Milas'ta mutlaka görülmesi gereken 5 yer belli oldu
Gizemli yapılar, binlerce yıllık mezarlar, doğayla iç içe saklı cennetler... İşte Milas'ın keşfedilmeyi bekleyen en özel 5 noktası.
Kral Hekatomnos’un Anıt Mezarı: Uzunyuva
Milas şehir merkezine yürüme mesafesindeki Uzunyuva Anıt Mezarı, Karya Satrapı Hekatomnos’a ait olduğu düşünülen ve UNESCO Dünya Mirası Geçici Listesi’nde yer alan bir mezar yapısıdır. M.Ö. 4. yüzyıla tarihlenen bu anıt mezar, adeta Anadolu’nun Halikarnas Mozolesi’yle yarışır nitelikte. Günümüzde hem arkeolojik hem de mimari açıdan büyük öneme sahip olan bu yapı, Milas Arkeoloji Müzesi’nin içinde yer alıyor. Mermer işçiliği, kutsal eşyaların bulunduğu mezar odası ve yapının konumu ile Milas’a gelen herkesin mutlaka görmesi gereken bir tarih hazinesi.
İncirliin Mağarası: Binlerce yıllık doğa ve insan izleri
Milas’ın Gökçeler Mahallesi yakınlarında yer alan İncirliin Mağarası, hem doğal güzelliği hem de arkeolojik önemi ile ön plana çıkıyor. Sarkıt ve dikitlerin oluşturduğu muhteşem jeolojik şekillerin yanında mağarada yapılan kazılarda Tunç Çağı'na tarihlenen kalıntılar bulundu. Mağaranın içerisindeki ışıklandırma ve yürüyüş yolları sayesinde ziyaretçiler bu eşsiz doğal yapının derinliklerini rahatlıkla keşfedebiliyor. İncirliin, yalnızca bir mağara değil; aynı zamanda insanlık tarihine ışık tutan bir zaman tüneli.
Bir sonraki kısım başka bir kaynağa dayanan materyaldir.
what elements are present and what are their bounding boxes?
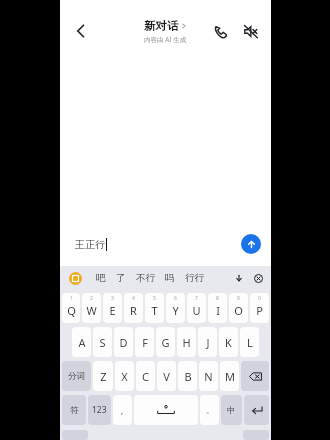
button[interactable]: B — [178, 361, 197, 391]
button[interactable]: 2 — [82, 293, 101, 323]
button[interactable]: Z — [93, 361, 113, 391]
staticText: 5 — [153, 295, 156, 302]
staticText: D — [119, 335, 128, 350]
staticText: P — [256, 303, 263, 318]
button[interactable]: 分词 — [62, 361, 91, 391]
button[interactable]: N — [199, 361, 218, 391]
staticText: 分词 — [68, 371, 85, 382]
staticText: U — [192, 303, 201, 318]
button[interactable]: 了 — [111, 270, 131, 286]
button[interactable]: 。 — [200, 395, 219, 425]
staticText: G — [161, 335, 170, 350]
staticText: B — [184, 369, 192, 384]
staticText: 新对话 — [144, 19, 179, 33]
button[interactable]: 0 — [250, 293, 269, 323]
staticText: N — [204, 369, 213, 384]
button[interactable]: Enter — [244, 395, 269, 425]
staticText: , — [121, 405, 124, 416]
staticText: W — [86, 303, 97, 318]
button[interactable]: Space — [134, 395, 198, 425]
button[interactable]: 王正行 — [65, 227, 266, 261]
button[interactable]: D — [114, 327, 133, 357]
staticText: 1 — [70, 295, 73, 302]
staticText: 9 — [237, 295, 240, 302]
button[interactable]: Input method logo — [65, 268, 85, 288]
staticText: 8 — [216, 295, 219, 302]
staticText: H — [182, 335, 191, 350]
button[interactable]: Back — [64, 14, 98, 48]
staticText: 3 — [111, 295, 114, 302]
button[interactable]: 吧 — [91, 270, 111, 286]
button[interactable]: J — [198, 327, 217, 357]
button[interactable]: 5 — [145, 293, 164, 323]
staticText: S — [99, 335, 106, 350]
staticText: 123 — [92, 404, 107, 416]
staticText: 2 — [90, 295, 93, 302]
staticText: 王正行 — [75, 238, 105, 251]
button[interactable]: , — [113, 395, 132, 425]
button[interactable]: V — [157, 361, 176, 391]
staticText: Z — [100, 369, 107, 384]
button[interactable]: 9 — [229, 293, 248, 323]
button[interactable]: 不行 — [131, 270, 160, 286]
button[interactable]: Backspace — [241, 361, 269, 391]
staticText: V — [163, 369, 170, 384]
button[interactable]: Send — [241, 234, 261, 254]
staticText: 不行 — [136, 272, 155, 284]
staticText: 7 — [195, 295, 198, 302]
button[interactable]: 6 — [166, 293, 185, 323]
button[interactable]: 3 — [103, 293, 122, 323]
staticText: 内容由 AI 生成 — [144, 35, 187, 44]
button[interactable]: 123 — [88, 395, 111, 425]
button[interactable]: L — [240, 327, 259, 357]
staticText: 。 — [206, 405, 214, 415]
staticText: Q — [67, 303, 76, 318]
staticText: J — [206, 335, 210, 350]
staticText: 行行 — [185, 272, 204, 284]
button[interactable]: 新对话 — [138, 17, 193, 46]
staticText: A — [78, 335, 86, 350]
staticText: Y — [172, 303, 179, 318]
staticText: 中 — [227, 405, 236, 416]
button[interactable]: G — [156, 327, 175, 357]
button[interactable]: 行行 — [180, 270, 209, 286]
staticText: C — [142, 369, 149, 384]
staticText: I — [216, 303, 220, 318]
button[interactable]: 4 — [124, 293, 143, 323]
staticText: E — [109, 303, 116, 318]
button[interactable]: 7 — [187, 293, 206, 323]
button[interactable]: H — [177, 327, 196, 357]
button[interactable]: Call — [205, 16, 235, 46]
staticText: T — [151, 303, 158, 318]
button[interactable]: 8 — [208, 293, 227, 323]
staticText: 了 — [116, 272, 126, 284]
staticText: M — [225, 369, 235, 384]
staticText: 4 — [132, 295, 135, 302]
button[interactable]: 符 — [62, 395, 86, 425]
button[interactable]: Close keyboard — [250, 270, 266, 286]
button[interactable]: K — [219, 327, 238, 357]
button[interactable]: 吗 — [160, 270, 180, 286]
staticText: 吧 — [96, 272, 106, 284]
staticText: L — [247, 335, 253, 350]
button[interactable]: X — [115, 361, 134, 391]
staticText: 6 — [174, 295, 177, 302]
staticText: 符 — [70, 405, 79, 416]
button[interactable]: C — [136, 361, 155, 391]
staticText: F — [142, 335, 148, 350]
button[interactable]: M — [220, 361, 239, 391]
staticText: R — [130, 303, 137, 318]
staticText: 吗 — [165, 272, 175, 284]
button[interactable]: S — [93, 327, 112, 357]
button[interactable]: F — [135, 327, 154, 357]
button[interactable]: 中 — [221, 395, 242, 425]
staticText: 0 — [258, 295, 261, 302]
button[interactable]: 1 — [62, 293, 80, 323]
staticText: K — [225, 335, 232, 350]
button[interactable]: Mute — [235, 16, 265, 46]
staticText: O — [234, 303, 243, 318]
button[interactable]: A — [72, 327, 91, 357]
button[interactable]: More candidates — [231, 270, 247, 286]
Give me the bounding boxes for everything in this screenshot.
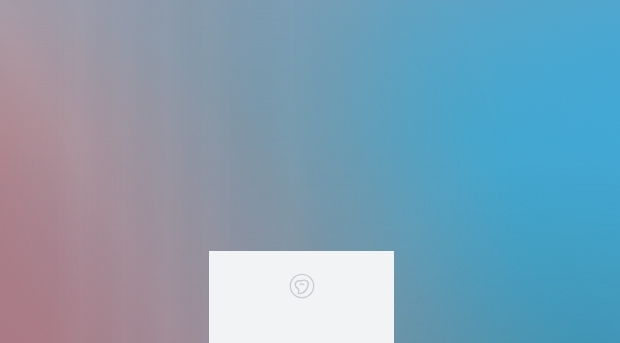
button[interactable]: Sign in with Twitter xyxy=(209,251,394,343)
button[interactable]: Sign in with Twitter xyxy=(289,273,315,299)
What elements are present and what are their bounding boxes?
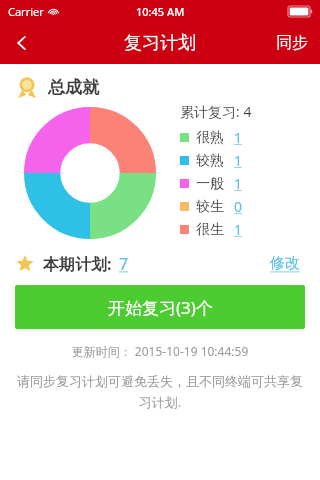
button[interactable]: 7: [119, 253, 129, 275]
staticText: 总成就: [48, 77, 99, 98]
button[interactable]: 很生: [180, 218, 320, 241]
staticText: 累计复习: 4: [180, 102, 252, 121]
staticText: 较生: [196, 198, 224, 216]
staticText: 很熟: [196, 129, 224, 147]
staticText: 同步: [276, 33, 308, 53]
button[interactable]: 较熟: [180, 149, 320, 172]
button[interactable]: 一般: [180, 172, 320, 195]
staticText: 0: [234, 197, 243, 216]
staticText: 更新时间： 2015-10-19 10:44:59: [0, 343, 320, 359]
staticText: 复习计划: [124, 32, 196, 55]
button[interactable]: 很熟: [180, 126, 320, 149]
staticText: 很生: [196, 221, 224, 239]
staticText: 1: [234, 128, 243, 147]
staticText: Carrier: [8, 4, 44, 19]
staticText: 1: [234, 151, 243, 170]
staticText: 修改: [270, 254, 300, 273]
button[interactable]: 开始复习(3)个: [15, 285, 305, 329]
staticText: 1: [234, 220, 243, 239]
button[interactable]: 修改: [266, 250, 304, 277]
button[interactable]: 较生: [180, 195, 320, 218]
button[interactable]: 同步: [264, 25, 320, 61]
staticText: 本期计划:: [43, 253, 112, 275]
staticText: 较熟: [196, 152, 224, 170]
staticText: 一般: [196, 175, 224, 193]
staticText: 开始复习(3)个: [108, 296, 213, 319]
staticText: 1: [234, 174, 243, 193]
button[interactable]: Back: [0, 22, 44, 64]
staticText: 10:45 AM: [136, 4, 185, 19]
staticText: 请同步复习计划可避免丢失，且不同终端可共享复习计划.: [16, 373, 304, 411]
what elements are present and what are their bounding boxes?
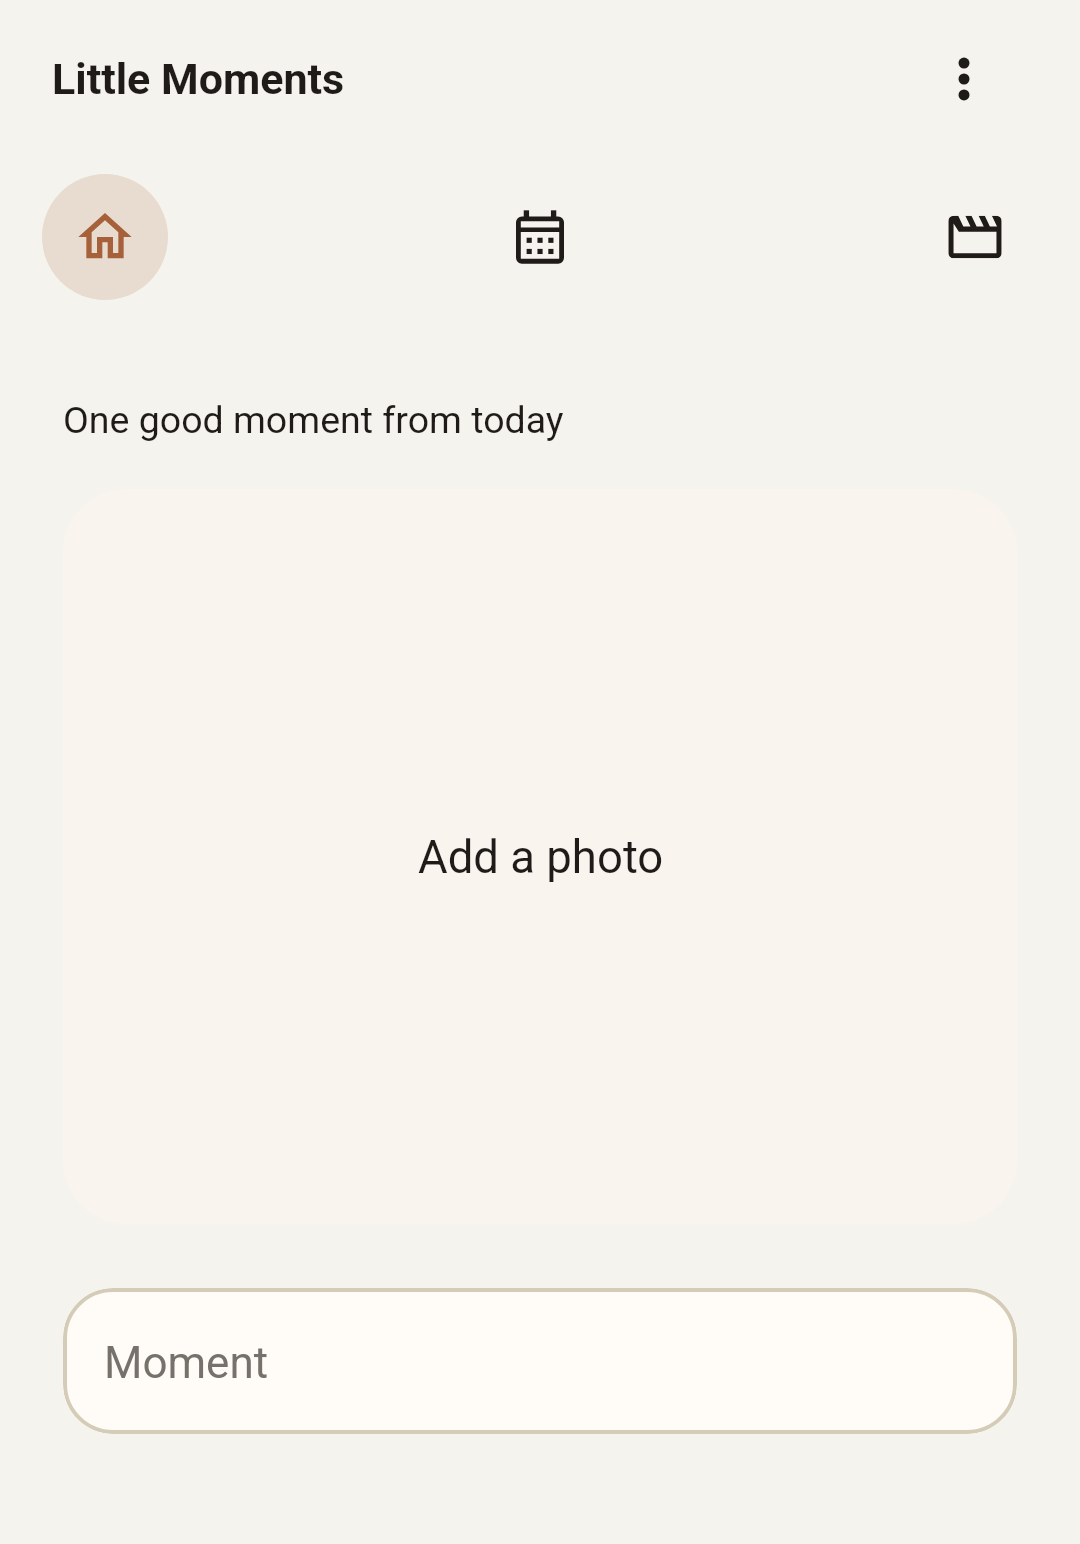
staticText: One good moment from today [63,398,564,442]
button[interactable]: More options [916,31,1012,127]
button[interactable]: Home [42,174,168,300]
staticText: Add a photo [418,831,664,884]
button[interactable]: Add a photo [63,489,1017,1224]
button[interactable]: Calendar [477,174,603,300]
button[interactable]: Moment [63,1288,1017,1434]
staticText: Little Moments [52,54,345,104]
staticText: Moment [104,1337,269,1389]
button[interactable]: Movies [912,174,1038,300]
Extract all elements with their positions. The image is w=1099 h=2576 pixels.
Yediler Manastırı: Dağların arasında bir ibadet sessizliği
Beşparmak Dağları’nın yamaçlarında, Latmos’un mistik atmosferi içinde yer alan Yediler Manastırı, Bizans dönemine ait freskleriyle dikkat çeker. Sarp kayalıklar arasında inşa edilen bu manastır, keşişlerin inzivaya çekildiği yer olarak kullanılmış. Duvarlardaki Hz. İsa ve azizlere ait freskler hâlâ canlılığını korumakta. Manastıra ulaşmak için yürüyüş yapılması gerekse de, zirveden Bafa Gölü’ne bakan eşsiz manzara bu çabaya fazlasıyla değiyor.
Tuzla Sulak Alanı ve Bargilya Kuş Cenneti
Boğaziçi Mahallesi sınırlarında yer alan Tuzla Sulak Alanı, başta flamingolar olmak üzere 200’ü aşkın kuş türünü ağırlayan doğal bir ekosistem cennetidir. Aynı bölgede antik Bargilya kentinin kalıntılarına da rastlamak mümkündür. Denizle iç içe geçmiş bu sulak alanda hem fotoğrafçılar hem doğa gözlemcileri için büyüleyici bir ortam vardır. Kuş sesleri arasında gün batımını izlemek, Bargilya’nın taş sokaklarında yürümek bu deneyimi unutulmaz kılar.
Kıyıkışlacık ve İasos Antik Kenti: Sahil ile tarihin buluştuğu yer
Milas’a bağlı Kıyıkışlacık Mahallesi’nde yer alan İasos Antik Kenti, Ege Denizi’nin maviliğiyle iç içe geçmiş eşsiz bir arkeolojik alan. İasos, Roma döneminden kalma agora, tiyatro ve mezar yapılarıyla biliniyor. Özellikle antik limanı ve balıkçı pazarı kalıntıları dikkat çekerken, sahildeki restoranlar ziyaretçilere hem lezzetli bir mola hem de tarihi manzara sunuyor. Ege kıyılarında tarih, doğa ve deniz bir arada olsun diyorsanız adres belli.